COMUNICADO DE PRENSA
La justicia ordena restablecer el esquema de seguridad del precandidato presidencial Abelardo De La Espriella
El Juzgado 58 Administrativo de Bogotá, que en sentencia del 9 de octubre de 2025, reconoció la vulneración de los derechos fundamentales a la vida, integridad y seguridad del precandidato presidencial Abelardo De La Espriella, ordenando a la Unidad Nacional de Protección (UNP) y a la Policía Nacional restablecer de inmediato su esquema de protección.
Este fallo es una victoria de la justicia sobre la persecución. Durante meses, el Gobierno de Gustavo Petro se negó a garantizar mi protección, pese a las denuncias públicas y a las alertas sobre los riesgos que enfrentó por ejercer oposición política con firmeza.
Hoy, la justicia le pone freno a ese abuso de poder y reafirma que la vida y la seguridad no son favores del Estado, sino derechos inviolables.
El fallo demuestra que las instituciones todavía pueden actuar con independencia, a pesar de la presión política. El Gobierno pretendió castigar mi voz por no arrodillarme, y ahora la justicia lo desautoriza.
En el fallo, el despacho judicial reconoce que el precandidato es “una persona de especial protección constitucional” dado su rol en la contienda presidencial y el nivel de riesgo que enfrenta. La sentencia subraya que la omisión del Gobierno puso en peligro su vida y la de su familia y, por tanto, ordena la implementación inmediata del esquema de seguridad.
No obstante, mi equipo jurídico impugnará parcialmente la decisión, ya que la sentencia no se pronunció sobre la solicitud de protección para mi esposa e hijos, quienes también han sido objeto de amenazas.
Defender la familia es un principio irrenunciable.
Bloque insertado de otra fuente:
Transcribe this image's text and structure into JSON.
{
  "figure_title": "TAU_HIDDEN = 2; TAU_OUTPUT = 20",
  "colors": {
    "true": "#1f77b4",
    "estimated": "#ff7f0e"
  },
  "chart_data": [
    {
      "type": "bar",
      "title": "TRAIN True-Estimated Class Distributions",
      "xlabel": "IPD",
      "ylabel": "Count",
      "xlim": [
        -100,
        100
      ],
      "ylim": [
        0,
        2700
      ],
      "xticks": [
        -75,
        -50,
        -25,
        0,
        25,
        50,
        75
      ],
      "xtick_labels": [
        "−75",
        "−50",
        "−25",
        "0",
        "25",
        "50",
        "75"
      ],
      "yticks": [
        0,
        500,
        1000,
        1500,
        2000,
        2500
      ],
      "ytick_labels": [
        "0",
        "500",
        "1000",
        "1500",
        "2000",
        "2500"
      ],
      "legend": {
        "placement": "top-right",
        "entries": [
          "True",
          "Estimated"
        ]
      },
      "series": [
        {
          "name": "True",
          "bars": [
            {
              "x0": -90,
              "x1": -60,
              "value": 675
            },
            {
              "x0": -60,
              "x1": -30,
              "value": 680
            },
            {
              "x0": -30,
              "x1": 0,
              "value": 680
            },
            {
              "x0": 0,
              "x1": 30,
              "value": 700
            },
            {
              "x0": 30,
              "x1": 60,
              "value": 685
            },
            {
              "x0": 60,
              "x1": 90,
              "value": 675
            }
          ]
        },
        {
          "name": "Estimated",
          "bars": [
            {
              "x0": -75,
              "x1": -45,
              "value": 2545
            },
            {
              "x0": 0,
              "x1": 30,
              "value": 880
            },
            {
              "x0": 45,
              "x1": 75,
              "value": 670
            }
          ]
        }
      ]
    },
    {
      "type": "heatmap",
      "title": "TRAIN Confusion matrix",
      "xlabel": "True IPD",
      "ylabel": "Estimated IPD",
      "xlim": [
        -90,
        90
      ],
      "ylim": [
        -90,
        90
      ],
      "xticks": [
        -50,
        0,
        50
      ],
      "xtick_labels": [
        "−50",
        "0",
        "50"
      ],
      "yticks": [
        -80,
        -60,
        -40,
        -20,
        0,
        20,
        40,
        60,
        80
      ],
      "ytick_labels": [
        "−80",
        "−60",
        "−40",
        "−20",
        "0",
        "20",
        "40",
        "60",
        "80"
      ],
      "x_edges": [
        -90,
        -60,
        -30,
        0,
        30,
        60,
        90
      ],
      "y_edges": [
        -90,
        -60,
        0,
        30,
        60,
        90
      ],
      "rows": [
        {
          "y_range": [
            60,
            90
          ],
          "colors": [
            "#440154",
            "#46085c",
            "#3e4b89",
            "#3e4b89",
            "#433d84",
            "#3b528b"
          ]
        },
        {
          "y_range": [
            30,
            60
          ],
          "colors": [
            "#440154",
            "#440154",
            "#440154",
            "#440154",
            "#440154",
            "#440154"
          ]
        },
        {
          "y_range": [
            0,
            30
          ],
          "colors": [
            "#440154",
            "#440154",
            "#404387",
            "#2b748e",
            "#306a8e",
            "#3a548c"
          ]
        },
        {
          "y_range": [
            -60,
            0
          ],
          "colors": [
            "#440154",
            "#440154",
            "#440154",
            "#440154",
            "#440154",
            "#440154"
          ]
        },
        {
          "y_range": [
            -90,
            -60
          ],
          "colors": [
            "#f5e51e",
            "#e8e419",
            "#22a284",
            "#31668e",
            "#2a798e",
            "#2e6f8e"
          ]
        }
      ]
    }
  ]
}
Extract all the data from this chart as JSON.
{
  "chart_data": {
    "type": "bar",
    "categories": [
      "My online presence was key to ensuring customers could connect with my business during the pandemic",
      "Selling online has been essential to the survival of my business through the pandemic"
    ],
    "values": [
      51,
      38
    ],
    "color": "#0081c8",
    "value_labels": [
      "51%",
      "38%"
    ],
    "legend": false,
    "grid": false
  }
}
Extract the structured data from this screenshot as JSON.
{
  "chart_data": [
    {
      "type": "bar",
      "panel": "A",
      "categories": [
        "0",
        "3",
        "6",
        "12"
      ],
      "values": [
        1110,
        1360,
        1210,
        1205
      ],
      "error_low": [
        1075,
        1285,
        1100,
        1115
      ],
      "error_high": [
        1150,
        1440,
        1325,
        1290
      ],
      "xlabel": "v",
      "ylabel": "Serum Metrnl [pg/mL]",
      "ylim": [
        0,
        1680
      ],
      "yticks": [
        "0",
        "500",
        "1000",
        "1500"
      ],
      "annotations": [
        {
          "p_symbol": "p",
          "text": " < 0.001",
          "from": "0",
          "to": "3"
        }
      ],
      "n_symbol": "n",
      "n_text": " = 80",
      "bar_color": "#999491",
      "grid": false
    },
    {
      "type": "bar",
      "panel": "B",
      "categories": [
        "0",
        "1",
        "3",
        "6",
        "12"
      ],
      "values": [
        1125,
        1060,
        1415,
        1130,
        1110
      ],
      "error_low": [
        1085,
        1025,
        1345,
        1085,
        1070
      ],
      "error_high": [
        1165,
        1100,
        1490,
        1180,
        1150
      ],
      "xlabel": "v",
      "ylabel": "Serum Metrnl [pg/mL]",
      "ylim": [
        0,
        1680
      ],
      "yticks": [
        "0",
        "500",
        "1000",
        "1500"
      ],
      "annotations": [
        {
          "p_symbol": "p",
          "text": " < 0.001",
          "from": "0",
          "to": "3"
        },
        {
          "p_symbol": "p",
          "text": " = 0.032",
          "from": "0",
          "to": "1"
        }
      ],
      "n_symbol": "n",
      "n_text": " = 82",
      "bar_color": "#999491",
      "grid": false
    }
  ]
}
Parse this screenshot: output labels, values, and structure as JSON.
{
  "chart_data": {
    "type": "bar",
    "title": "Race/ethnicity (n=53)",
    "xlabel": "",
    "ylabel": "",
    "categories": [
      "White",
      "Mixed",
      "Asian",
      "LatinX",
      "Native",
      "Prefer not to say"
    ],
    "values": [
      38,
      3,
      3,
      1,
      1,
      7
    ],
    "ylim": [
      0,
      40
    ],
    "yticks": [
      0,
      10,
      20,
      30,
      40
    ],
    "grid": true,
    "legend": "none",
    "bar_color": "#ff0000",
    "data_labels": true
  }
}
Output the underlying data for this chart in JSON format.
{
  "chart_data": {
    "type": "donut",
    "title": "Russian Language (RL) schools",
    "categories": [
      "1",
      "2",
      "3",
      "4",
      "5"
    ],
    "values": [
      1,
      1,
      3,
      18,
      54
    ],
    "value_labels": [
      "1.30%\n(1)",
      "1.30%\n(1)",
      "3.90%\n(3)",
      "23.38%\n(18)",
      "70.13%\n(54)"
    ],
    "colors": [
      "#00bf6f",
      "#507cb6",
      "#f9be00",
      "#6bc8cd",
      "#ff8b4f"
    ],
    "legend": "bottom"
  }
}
Impugnaremos hasta que la justicia reconozca que la protección debe ser integral, porque el riesgo que asumimos no termina en mí: alcanza a quienes amo y me acompañan en esta lucha.
Contexto político
Desde mi lanzamiento como precandidato presidencial, he denunciado una campaña sistemática de intimidación y desprestigio impulsada por sectores del Gobierno y del establecimiento. En repetidas ocasiones, mi equipo alertó sobre omisiones de la UNP, que incluso retiró parte de mi esquema de seguridad en 2023, cuando ya había sido objeto de amenazas de grupos criminales.
El fallo confirma lo que he venido denunciando: el Estado no puede usar la seguridad como instrumento político ni castigar con indiferencia a quienes piensan distinto.
El pueblo colombiano merece un gobierno que proteja, no que persiga; que garantice la vida de todos, no que la ponga en riesgo por pensar diferente.
A quienes creen que con miedo van a detenernos, les reitero; No me van a callar, ni a mí ni a los miles de colombianos que están firmes por la patria.